A l’inverse, je tombe souvent moi-même dans l’obsession du « tout parfait » et du « jamais assez ». La recherche du job parfait, de l’équilibre de vie parfait, du lieu de vie parfait, la chasse aux problèmes, à l’introspection, aux thérapies et aux réponses à mes questions me procurent rarement un sentiment de satiété… C’est un joli cercle vicieux qui s’invite dans ma vie, qui ne me laisse jamais satisfaite, et me fait croire que ce n’est que par moi-même que je trouverai la solution à mes problèmes. Dieu est comme tronqué de mon existence.  


Le vrai combat, c’est le combat spirituel ? 

« Quand je suis faible, c’est alors que je suis fort. »
2 Corinthiens 12 ; 10 

La réponse est sans doute là : ce monde est misérable, mais qu’est-ce que je suis, moi ? Comment s’est senti Saint Joseph quand Dieu l’a missionné pour veiller sur la Vierge Marie et sur son propre Fils ? J'ai beau être adulte, mariée, mère de famille, je ne me suis jamais sentie aussi petite et limité que depuis l'arrivée de mes enfants.

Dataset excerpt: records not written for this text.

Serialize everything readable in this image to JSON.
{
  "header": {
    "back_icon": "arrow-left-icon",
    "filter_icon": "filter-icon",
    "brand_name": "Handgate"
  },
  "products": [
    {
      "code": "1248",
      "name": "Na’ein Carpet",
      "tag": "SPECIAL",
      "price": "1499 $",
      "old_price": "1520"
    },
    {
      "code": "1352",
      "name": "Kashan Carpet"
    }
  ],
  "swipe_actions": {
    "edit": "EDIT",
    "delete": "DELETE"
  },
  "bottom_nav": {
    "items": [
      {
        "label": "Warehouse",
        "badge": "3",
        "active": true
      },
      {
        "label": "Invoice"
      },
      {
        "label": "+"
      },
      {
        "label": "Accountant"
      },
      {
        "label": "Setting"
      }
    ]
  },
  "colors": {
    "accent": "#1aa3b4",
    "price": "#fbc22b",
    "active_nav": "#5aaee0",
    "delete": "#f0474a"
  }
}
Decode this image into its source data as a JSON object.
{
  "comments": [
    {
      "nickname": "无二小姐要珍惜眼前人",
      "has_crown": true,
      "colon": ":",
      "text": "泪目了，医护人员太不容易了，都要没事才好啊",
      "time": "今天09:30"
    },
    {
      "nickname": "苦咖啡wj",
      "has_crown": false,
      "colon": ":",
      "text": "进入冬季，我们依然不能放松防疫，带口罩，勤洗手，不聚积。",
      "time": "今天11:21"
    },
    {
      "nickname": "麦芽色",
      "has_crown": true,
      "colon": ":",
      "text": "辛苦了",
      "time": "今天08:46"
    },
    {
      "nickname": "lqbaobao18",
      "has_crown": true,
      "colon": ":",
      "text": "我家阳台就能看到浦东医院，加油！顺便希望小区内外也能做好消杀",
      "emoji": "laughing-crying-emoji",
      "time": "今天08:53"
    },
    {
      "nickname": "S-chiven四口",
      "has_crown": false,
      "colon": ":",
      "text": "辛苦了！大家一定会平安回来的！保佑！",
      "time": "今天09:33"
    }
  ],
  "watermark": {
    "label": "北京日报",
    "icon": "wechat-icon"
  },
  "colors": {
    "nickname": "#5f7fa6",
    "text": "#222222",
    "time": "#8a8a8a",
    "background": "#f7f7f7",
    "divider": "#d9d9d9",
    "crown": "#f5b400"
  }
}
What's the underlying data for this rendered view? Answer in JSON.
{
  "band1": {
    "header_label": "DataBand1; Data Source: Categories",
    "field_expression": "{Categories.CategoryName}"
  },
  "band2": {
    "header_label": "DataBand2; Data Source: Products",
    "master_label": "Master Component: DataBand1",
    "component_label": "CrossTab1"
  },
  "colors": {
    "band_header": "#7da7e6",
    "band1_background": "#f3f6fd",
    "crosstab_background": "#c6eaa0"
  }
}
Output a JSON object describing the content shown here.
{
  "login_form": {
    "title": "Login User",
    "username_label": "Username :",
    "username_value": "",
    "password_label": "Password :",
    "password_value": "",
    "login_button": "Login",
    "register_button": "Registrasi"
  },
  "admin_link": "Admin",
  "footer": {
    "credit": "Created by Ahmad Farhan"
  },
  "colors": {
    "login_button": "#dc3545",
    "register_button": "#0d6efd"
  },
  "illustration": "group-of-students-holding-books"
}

Je ne peux rien réaliser seule. Je suis forte dans ma faiblesse parce que toute la puissance de Dieu s’y déploie. Je ne m’appartiens pas, c’est Lui qui agit pour Son Nom en moi. Je suis canal, instrument, moyen. Je suis misérable, mais créée et voulue libre.  

En tant que créatures de Dieu, passionnément aimées de Lui, nous sommes comme des cierges qui brillent dans la nuit. Nous n’avons rien d’extraordinaire à faire, si ce n’est laisser notre lumière éclairer. Faisons-nous vassaux du Christ, en acceptant de briller pour Lui, dans ce monde qui parfois peut nous sembler si terne… Notre rôle n’est pas d’anéantir le mal sur terre, car cela a déjà été fait… Nous devons simplement de notre mieux, progresser chaque jour, faire le vœu de sainteté chaque matin, et entraîner avec nous ceux que nous croisons. 

 Soyons des guerriers d’amour, et revêtons l’armure que Saint Paul décrit si bien :  

« Revêtez-vous de l'armure de Dieu, afin de pouvoir résister aux embûches du diable. Car nous n'avons pas à lutter contre des adversaires de chair et de sang, mais contre les princes, contre les puissances, contre les dominateurs de ce monde de ténèbres, contre les esprits du mal répandus dans l'air. C'est pourquoi prenez l'armure de Dieu, afin de pouvoir résister au jour mauvais, et après avoir tout surmonté, rester debout. Soyez donc fermes, avec la vérité pour ceinture, la justice pour cuirasse et pour chaussures le zèle à propager l’Evangile de la Paix. Ayez toujours en main le bouclier de la foi, par lequel vous pourrez éteindre tous les traits enflammés du Malin. Prenez aussi le casque du salut, et le glaive de l'Esprit, qui est la Parole de Dieu.”